Á R B O L
Sus ramas se hacían tan grandes
que yo solo pensaba y volaba en ese valle de cometas, de aviones amarrados a la
tierra con un cordel y yo sólo me movía al ritmo del viento que nos alejaba de
todo y nos despejaba la mente, nos hacía olvidarlo todo.
Y caminábamos por las nubes y
desde allí arriba observábamos los colores y las colas de las cometas, mientras
nos adornábamos la tarde melancólica con música incluso más taciturna que ese
fragmento del día y queríamos llenarnos los ojos con cascadas marítimas y que éstas
nos llevaran donde un triste azul se apoderara de nosotros, pero a la vez nos
llenara de paz, de esos días grises que tanto nos gustaba compartir y más si
era un día Domingo, Juanane decía que yo debía llorar y que la tarde era
perfecta para volar cometa y que ese lugar, donde los árboles dejan de crecer
era perfecto para estar, para ese instante, para ser, para volar, para cantar, para
sonreír, para recostarnos en el piso e imaginar que volábamos como las cometas
que ese Domingo adornaban el cielo, nuestro cielo.

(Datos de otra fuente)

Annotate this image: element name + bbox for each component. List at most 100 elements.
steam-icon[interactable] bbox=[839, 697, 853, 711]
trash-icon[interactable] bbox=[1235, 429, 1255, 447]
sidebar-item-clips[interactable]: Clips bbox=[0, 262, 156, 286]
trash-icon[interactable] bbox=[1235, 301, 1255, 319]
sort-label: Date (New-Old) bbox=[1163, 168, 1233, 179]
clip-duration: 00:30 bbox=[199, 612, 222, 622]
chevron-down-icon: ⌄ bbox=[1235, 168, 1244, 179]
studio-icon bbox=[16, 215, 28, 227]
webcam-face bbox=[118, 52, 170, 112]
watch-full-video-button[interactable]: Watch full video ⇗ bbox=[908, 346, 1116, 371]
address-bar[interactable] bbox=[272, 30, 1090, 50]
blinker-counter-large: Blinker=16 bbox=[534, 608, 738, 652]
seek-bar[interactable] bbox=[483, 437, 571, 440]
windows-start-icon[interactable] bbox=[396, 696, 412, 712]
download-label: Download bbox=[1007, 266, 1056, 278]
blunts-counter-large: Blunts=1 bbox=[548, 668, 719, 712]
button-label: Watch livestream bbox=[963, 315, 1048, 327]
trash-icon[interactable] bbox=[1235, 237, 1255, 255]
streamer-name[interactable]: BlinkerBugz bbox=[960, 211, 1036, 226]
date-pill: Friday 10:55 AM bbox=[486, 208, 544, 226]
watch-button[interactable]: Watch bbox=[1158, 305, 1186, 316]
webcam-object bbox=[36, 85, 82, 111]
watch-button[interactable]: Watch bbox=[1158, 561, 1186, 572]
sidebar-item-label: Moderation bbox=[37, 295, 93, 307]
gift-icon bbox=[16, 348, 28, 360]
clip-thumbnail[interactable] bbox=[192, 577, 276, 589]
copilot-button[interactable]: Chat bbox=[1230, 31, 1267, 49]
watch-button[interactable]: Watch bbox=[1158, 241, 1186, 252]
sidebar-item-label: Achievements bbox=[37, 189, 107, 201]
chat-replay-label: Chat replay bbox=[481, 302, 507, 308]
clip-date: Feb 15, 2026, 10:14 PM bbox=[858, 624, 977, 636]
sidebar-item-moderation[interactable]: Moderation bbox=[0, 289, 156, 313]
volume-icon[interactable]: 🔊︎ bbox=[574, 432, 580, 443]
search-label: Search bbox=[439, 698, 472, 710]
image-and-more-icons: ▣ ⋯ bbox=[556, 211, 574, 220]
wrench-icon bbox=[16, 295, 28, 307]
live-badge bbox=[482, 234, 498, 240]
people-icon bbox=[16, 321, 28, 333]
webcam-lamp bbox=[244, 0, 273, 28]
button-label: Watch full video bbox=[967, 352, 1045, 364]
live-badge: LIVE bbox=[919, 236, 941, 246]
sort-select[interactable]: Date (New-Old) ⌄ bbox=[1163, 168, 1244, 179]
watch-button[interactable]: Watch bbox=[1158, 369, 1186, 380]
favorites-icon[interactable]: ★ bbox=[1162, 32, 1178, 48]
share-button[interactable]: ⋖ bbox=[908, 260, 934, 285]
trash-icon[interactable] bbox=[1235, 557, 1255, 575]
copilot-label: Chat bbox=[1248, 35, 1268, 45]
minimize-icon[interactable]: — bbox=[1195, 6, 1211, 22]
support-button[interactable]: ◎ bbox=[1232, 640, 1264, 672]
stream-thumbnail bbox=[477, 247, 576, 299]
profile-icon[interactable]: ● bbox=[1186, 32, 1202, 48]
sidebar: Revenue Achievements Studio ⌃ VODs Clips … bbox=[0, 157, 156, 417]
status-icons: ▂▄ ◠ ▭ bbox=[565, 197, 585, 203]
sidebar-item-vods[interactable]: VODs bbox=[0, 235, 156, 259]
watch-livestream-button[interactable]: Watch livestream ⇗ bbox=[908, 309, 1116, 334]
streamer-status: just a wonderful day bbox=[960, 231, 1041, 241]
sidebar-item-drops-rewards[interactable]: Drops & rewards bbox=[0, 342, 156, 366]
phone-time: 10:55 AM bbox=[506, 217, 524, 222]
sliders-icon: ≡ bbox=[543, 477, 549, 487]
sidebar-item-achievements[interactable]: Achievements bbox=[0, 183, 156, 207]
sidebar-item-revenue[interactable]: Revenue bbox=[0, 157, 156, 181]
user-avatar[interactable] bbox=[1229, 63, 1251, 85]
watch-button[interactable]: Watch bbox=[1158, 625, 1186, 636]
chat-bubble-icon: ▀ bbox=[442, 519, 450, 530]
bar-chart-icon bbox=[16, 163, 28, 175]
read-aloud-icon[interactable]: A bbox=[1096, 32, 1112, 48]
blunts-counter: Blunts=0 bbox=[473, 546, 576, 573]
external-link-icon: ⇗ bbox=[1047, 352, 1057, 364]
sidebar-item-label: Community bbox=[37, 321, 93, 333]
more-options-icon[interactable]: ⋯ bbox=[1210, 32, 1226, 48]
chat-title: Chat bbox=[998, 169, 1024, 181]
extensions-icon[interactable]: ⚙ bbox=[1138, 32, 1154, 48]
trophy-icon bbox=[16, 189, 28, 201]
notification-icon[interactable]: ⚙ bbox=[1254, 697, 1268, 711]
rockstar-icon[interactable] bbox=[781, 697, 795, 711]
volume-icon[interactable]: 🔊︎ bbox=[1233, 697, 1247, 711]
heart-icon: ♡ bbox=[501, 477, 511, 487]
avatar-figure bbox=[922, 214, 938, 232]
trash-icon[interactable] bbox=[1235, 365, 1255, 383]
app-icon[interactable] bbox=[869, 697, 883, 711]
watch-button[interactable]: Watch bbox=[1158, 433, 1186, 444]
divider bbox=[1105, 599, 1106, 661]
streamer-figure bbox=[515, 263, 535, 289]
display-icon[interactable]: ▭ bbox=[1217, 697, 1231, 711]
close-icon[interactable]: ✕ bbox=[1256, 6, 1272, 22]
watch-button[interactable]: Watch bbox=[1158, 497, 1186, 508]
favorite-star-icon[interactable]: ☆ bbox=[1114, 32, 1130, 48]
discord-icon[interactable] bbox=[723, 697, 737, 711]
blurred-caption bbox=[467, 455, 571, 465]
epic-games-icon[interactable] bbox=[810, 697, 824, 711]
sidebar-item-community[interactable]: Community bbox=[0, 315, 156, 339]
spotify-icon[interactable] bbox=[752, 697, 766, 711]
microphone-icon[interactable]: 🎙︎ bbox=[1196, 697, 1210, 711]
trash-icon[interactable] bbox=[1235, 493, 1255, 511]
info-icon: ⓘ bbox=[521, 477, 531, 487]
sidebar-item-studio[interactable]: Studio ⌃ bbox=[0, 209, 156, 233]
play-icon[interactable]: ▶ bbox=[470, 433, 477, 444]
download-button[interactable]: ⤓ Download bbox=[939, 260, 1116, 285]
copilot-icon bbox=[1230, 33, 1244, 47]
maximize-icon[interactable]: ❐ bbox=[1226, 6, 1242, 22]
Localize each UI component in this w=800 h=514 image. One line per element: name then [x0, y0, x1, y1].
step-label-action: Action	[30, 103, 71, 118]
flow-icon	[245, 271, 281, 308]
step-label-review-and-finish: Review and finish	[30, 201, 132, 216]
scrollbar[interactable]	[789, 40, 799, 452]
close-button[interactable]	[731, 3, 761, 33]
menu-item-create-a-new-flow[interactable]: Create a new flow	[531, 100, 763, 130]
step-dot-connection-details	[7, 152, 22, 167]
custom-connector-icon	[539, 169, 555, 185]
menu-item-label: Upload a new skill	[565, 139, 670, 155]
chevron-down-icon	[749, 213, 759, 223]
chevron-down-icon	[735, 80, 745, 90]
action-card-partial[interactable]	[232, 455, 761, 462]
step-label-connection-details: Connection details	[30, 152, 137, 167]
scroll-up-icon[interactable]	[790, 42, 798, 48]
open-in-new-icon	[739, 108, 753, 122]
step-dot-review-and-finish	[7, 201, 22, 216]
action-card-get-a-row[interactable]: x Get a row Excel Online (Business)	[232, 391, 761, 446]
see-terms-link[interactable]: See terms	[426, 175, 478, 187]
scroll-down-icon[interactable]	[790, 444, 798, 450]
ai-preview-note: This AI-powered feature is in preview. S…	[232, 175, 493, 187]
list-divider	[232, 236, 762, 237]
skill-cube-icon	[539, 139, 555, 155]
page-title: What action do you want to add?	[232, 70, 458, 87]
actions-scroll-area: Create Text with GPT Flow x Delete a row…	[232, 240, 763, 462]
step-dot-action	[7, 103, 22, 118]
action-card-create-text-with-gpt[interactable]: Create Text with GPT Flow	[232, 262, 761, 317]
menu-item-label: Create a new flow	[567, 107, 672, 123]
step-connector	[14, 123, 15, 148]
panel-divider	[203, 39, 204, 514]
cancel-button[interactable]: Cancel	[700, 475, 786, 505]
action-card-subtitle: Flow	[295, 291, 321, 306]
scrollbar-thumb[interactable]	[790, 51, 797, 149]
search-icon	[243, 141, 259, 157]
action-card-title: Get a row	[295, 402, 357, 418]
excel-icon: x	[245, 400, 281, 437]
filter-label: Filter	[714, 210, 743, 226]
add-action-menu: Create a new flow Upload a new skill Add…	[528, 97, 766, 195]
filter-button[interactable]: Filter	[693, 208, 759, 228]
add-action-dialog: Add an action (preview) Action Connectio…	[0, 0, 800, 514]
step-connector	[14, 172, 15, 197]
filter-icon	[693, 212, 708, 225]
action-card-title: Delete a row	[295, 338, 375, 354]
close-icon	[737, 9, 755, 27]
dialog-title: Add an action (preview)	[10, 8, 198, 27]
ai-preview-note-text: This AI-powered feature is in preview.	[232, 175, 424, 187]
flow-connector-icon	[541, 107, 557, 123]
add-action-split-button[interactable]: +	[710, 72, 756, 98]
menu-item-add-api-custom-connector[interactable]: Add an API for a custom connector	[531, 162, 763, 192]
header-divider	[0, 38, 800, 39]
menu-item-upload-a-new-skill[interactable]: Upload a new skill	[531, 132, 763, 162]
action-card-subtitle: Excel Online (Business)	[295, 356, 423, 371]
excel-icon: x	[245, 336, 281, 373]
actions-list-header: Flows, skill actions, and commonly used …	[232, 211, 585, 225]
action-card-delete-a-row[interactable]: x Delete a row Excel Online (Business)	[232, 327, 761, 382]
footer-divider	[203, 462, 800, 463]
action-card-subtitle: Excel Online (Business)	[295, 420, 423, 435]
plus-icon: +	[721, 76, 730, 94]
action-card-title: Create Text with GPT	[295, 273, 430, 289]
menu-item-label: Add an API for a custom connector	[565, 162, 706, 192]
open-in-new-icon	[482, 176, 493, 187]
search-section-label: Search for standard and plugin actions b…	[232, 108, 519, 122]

Y aunque no hubiera atardecer para
contemplar y hacer de ese rato juntos aún más perfecto, había un viejo árbol
que nos protegía la espalda, nos golpeaba el frío, pero en realidad poco
importaba, porque todo hacía parte de esas pequeñas y perfectas cosas que da la
vida cuando uno realmente las necesita, parecía todo estar sincronizado con lo
que sentía y como a él le gusta sentirse, no hablamos mucho, en realidad muy poco,
pero sin duda fue un respiro que me sacudió el alma y dejo que se evaporaran
las explosiones repulsivas que tenía esa tarde de Domingo.